Evaluate \( \int_{-\pi/2}^{\pi/2} \sin^9 x \cos^2 x \, dx \):

• A. \( \frac{2}{3} \)
• B. \( 1 \)
• C. \( \frac{1}{11} \)
• D. \( \frac{7\pi}{6} \)
• E. \( 0 \)

Hint:

When integrating odd functions over symmetric limits, the integral evaluates to zero.
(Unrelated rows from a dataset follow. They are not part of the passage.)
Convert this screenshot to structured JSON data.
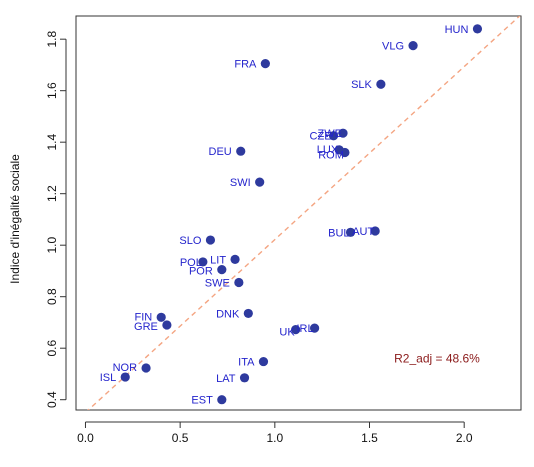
{
  "chart_data": {
    "type": "scatter",
    "ylabel": "Indice d'inégalité sociale",
    "xlim": [
      -0.05,
      2.3
    ],
    "ylim": [
      0.36,
      1.89
    ],
    "x_ticks": [
      "0.0",
      "0.5",
      "1.0",
      "1.5",
      "2.0"
    ],
    "y_ticks": [
      "0.4",
      "0.6",
      "0.8",
      "1.0",
      "1.2",
      "1.4",
      "1.6",
      "1.8"
    ],
    "grid": false,
    "points": [
      {
        "label": "HUN",
        "x": 2.07,
        "y": 1.84
      },
      {
        "label": "VLG",
        "x": 1.73,
        "y": 1.775
      },
      {
        "label": "FRA",
        "x": 0.95,
        "y": 1.705
      },
      {
        "label": "SLK",
        "x": 1.56,
        "y": 1.625
      },
      {
        "label": "ZWE",
        "x": 1.36,
        "y": 1.435
      },
      {
        "label": "CZE",
        "x": 1.31,
        "y": 1.425
      },
      {
        "label": "LUX",
        "x": 1.34,
        "y": 1.37
      },
      {
        "label": "ROM",
        "x": 1.37,
        "y": 1.36
      },
      {
        "label": "DEU",
        "x": 0.82,
        "y": 1.365
      },
      {
        "label": "SWI",
        "x": 0.92,
        "y": 1.245
      },
      {
        "label": "AUT",
        "x": 1.53,
        "y": 1.055
      },
      {
        "label": "BUL",
        "x": 1.4,
        "y": 1.05
      },
      {
        "label": "SLO",
        "x": 0.66,
        "y": 1.02
      },
      {
        "label": "LIT",
        "x": 0.79,
        "y": 0.945
      },
      {
        "label": "POL",
        "x": 0.62,
        "y": 0.935
      },
      {
        "label": "POR",
        "x": 0.72,
        "y": 0.905
      },
      {
        "label": "SWE",
        "x": 0.81,
        "y": 0.855
      },
      {
        "label": "DNK",
        "x": 0.86,
        "y": 0.735
      },
      {
        "label": "FIN",
        "x": 0.4,
        "y": 0.72
      },
      {
        "label": "GRE",
        "x": 0.43,
        "y": 0.69
      },
      {
        "label": "IRL",
        "x": 1.21,
        "y": 0.678
      },
      {
        "label": "UK",
        "x": 1.11,
        "y": 0.672
      },
      {
        "label": "ITA",
        "x": 0.94,
        "y": 0.548
      },
      {
        "label": "NOR",
        "x": 0.32,
        "y": 0.523
      },
      {
        "label": "ISL",
        "x": 0.21,
        "y": 0.488
      },
      {
        "label": "LAT",
        "x": 0.84,
        "y": 0.485
      },
      {
        "label": "EST",
        "x": 0.72,
        "y": 0.4
      }
    ],
    "reference_line": {
      "x": [
        0.0,
        2.3
      ],
      "y": [
        0.35,
        1.895
      ],
      "style": "dashed"
    },
    "annotations": [
      {
        "text": "R2_adj = 48.6%"
      }
    ],
    "colors": {
      "point": "#2e3a9e",
      "label": "#2424cc",
      "reference_line": "#f4a582",
      "annotation": "#8b1a1a",
      "axis": "#333333"
    }
  }
}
Recognizing symmetry can simplify the evaluation process.

Answer 1

Answer: (E)

We are tasked with evaluating the integral: \[ \int_{-\pi/2}^{\pi/2} \sin^9 x \cos^2 x \, dx \] First, observe that the integrand consists of powers of sine and cosine. 
We can use the identity \( \cos^2 x = \frac{1 + \cos(2x)}{2} \) to simplify the integral: \[ \int_{-\pi/2}^{\pi/2} \sin^9 x \cos^2 x \, dx = \int_{-\pi/2}^{\pi/2} \sin^9 x \left( \frac{1 + \cos(2x)}{2} \right) \, dx \] 
Now, split the integral: \[ = \frac{1}{2} \int_{-\pi/2}^{\pi/2} \sin^9 x \, dx + \frac{1}{2} \int_{-\pi/2}^{\pi/2} \sin^9 x \cos(2x) \, dx \] The first integral is an odd function \( \sin^9 x \), and when integrated over symmetric limits from \( -\pi/2 \) to \( \pi/2 \), it evaluates to 0. 
The second integral involves \( \sin^9 x \cos(2x) \), which is also an odd function, so it too evaluates to 0. 
Therefore, the total integral evaluates to 0.